Inclusion Criteria: * Males or females with DS between 12 and 50 years of age who weigh at least 40 kg. * Diagnosis of at least one active immune skin condition, including but not limited to: 1. Moderate-to-severe atopic dermatitis 2. Alopecia areata affecting at least 25% of the scalp 3. Moderate-to-severe hidradenitis suppurativa 4. Moderate-to-severe psoriasis 5. Moderate-to-severe vitiligo. * Be willing to avoid pregnancy or fathering children. * Must present with a study partner or legal guardian who can complete, or assist with completing, study materials as appropriate. Exclusion Criteria * Weigh less than 40 kg. * Pregnancy or breast feeding. * No study partner or legal guardian. * Vaccination with live attenuated virus within six weeks of inclusion in the study or planned during the study. * Clinically significant chronic or active viral infection including but not limited to HIV, hepatitis, CMV, EBV, HSV. * Severe renal impairment. * History of malignant solid tumor cancer within five years prior to study entry or where there is current evidence of recurrent or metastatic disease. * Poor venous access not allowing repeated blood tests or non-compliance with venipuncture requirements. * Prior treatment with a JAK inhibitor or with an investigational agent, device, or procedure within 21 days of enrollment. * Concomitant treatment with other immunosuppressants (e.g. corticosteroids, methotrexate) or strong CP3A4 or CYP2C19 inhibitors or inducers (e.g. ketoconazole, fluconazole). * Known allergies, hypersensitivity, or intolerance to Tofacitinib. * History of thrombotic disorder. * Superficial skin infection within 2 weeks of inclusion in the study. * History of disseminated herpes zoster, disseminated herpes simplex, or recurrent localized dermatomal herpes zoster. * Intravenous antimicrobial therapy within 3 months of inclusion in the study. * Oral antimicrobials within 2 weeks of inclusion in the study. * Participants may be excluded for other unforeseen reasons at the study doctor's discretion. * Unable to provide assent in cases where informed consent is obtained from other authorized representative. * Kidney transplant within the last two years * Any history of heart attack or stroke. * Any history of lymphoma. * Past or current smokers.

Outcomes

Primary Outcomes

Number of Serious Adverse Events (SAE) Definitely Related to Tofacitinib Treatment.

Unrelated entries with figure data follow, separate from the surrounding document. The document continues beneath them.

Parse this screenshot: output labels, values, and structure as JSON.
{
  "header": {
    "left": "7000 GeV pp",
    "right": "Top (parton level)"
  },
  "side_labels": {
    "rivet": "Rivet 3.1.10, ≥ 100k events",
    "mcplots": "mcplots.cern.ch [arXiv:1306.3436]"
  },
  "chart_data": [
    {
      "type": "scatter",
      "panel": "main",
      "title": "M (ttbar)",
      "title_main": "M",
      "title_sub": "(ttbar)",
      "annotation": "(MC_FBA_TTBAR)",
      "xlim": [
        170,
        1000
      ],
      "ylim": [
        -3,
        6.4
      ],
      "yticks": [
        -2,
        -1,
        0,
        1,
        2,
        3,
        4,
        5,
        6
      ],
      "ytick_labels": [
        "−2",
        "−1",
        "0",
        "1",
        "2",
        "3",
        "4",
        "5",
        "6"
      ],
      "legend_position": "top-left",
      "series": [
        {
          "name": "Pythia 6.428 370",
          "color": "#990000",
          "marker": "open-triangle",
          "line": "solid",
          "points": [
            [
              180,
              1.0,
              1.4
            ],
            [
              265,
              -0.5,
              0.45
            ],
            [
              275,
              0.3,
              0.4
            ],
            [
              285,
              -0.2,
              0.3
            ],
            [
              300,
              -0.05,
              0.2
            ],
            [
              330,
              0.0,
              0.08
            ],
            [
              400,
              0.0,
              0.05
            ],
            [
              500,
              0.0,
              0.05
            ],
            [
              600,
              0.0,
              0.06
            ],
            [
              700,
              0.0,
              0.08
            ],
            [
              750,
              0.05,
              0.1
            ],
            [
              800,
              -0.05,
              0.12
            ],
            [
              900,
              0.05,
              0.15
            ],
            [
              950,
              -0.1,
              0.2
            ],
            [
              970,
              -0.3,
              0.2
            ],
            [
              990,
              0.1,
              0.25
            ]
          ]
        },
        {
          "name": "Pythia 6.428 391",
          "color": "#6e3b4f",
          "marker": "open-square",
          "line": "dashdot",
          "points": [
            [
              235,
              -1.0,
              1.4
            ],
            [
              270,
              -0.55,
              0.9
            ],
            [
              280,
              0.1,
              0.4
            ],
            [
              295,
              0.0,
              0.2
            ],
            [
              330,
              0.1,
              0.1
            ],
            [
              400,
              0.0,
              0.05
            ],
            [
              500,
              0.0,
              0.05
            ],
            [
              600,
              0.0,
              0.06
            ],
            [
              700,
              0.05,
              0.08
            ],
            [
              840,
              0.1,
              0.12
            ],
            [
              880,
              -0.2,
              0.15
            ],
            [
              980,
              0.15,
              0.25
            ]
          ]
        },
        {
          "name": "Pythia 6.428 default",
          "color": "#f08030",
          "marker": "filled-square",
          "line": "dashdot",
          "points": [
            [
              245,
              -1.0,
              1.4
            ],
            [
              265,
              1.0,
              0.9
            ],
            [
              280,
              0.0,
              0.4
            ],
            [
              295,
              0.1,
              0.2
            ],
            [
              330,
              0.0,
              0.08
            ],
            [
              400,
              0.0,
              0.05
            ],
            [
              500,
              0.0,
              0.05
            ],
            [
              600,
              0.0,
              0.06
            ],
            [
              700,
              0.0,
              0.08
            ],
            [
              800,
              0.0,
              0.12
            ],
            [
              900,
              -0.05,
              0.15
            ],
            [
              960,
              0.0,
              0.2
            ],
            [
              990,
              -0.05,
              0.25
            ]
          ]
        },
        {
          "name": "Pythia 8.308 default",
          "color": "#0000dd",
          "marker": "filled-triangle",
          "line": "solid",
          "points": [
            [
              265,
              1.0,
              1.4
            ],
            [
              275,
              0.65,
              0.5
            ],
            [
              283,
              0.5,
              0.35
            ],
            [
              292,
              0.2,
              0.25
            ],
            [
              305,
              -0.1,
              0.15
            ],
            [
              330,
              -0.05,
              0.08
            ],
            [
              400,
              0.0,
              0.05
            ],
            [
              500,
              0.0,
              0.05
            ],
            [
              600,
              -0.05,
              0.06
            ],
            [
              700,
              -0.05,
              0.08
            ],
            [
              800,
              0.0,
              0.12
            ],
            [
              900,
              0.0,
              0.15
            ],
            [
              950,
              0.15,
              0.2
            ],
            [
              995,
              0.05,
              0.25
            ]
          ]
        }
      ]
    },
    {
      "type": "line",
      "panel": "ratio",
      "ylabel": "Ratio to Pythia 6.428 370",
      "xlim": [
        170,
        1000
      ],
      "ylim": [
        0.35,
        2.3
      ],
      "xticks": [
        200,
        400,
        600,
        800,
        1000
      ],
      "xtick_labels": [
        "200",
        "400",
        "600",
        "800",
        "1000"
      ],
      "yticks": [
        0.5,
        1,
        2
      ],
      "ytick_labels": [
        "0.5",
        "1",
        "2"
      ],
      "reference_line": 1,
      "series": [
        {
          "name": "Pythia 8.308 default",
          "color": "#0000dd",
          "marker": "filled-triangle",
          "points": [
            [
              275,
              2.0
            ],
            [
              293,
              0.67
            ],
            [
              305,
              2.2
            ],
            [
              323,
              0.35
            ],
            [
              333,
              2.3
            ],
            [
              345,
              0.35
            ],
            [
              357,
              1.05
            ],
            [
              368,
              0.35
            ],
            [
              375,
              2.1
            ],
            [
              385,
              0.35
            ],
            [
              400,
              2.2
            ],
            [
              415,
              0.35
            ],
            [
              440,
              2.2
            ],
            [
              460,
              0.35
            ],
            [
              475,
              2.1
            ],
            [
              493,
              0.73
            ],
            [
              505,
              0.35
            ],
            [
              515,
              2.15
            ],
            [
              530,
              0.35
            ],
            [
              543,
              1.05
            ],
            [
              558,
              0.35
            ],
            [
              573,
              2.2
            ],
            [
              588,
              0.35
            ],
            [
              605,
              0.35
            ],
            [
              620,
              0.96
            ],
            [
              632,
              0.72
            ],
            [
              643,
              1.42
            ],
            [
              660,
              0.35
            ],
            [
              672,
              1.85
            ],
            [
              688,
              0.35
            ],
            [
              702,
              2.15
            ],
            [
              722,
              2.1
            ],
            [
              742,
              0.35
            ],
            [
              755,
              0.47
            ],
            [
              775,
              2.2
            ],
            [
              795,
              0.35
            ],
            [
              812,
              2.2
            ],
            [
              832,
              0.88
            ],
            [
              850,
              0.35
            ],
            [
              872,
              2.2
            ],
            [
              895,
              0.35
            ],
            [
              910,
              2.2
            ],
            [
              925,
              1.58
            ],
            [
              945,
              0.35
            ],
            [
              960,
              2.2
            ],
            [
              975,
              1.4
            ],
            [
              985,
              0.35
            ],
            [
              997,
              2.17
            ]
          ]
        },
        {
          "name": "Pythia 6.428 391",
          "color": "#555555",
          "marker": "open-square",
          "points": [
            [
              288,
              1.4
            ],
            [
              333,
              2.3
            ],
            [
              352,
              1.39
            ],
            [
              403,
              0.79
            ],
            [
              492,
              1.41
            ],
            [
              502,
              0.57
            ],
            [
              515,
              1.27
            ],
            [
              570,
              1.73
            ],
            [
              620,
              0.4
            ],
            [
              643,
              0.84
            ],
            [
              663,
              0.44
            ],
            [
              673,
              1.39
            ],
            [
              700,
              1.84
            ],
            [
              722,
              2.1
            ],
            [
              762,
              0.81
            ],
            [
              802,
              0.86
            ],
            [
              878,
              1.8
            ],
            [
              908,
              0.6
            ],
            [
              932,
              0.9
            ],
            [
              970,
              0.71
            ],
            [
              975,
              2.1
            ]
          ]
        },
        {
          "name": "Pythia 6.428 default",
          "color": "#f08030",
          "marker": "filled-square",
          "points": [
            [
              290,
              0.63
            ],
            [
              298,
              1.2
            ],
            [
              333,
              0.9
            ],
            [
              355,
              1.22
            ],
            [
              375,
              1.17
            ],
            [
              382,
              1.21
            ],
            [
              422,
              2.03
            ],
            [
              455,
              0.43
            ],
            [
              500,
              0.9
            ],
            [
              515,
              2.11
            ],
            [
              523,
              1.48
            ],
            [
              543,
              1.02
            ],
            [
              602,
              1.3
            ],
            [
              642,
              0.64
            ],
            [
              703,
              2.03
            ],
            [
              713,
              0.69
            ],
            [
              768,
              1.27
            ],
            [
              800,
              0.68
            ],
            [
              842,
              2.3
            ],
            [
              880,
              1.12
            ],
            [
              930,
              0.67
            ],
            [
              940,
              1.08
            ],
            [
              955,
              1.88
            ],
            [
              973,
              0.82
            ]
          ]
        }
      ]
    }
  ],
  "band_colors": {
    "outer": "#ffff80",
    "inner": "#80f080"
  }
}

Safety as measured by the number of serious adverse events definitely related to tofacitinib treatment.

Time frame: Baseline to 16 weeks

Change in Whole Blood Transcriptome Interferon (IFN) Score

The Interferon Score is a composite molecular measure used to quantify activation of the interferon signaling pathway. Interferon Scores are calculated by summing standardized expression (i.e. (expression value - mean) / standard deviation) of a predefined panel of 16 interferon-stimulated genes, measured by RNA-sequencing of whole blood samples. The resulting composite value provides an integrated measure of interferon pathway activity, with higher scores indicating greater pathway activation. No clinical relevance threshold has been established.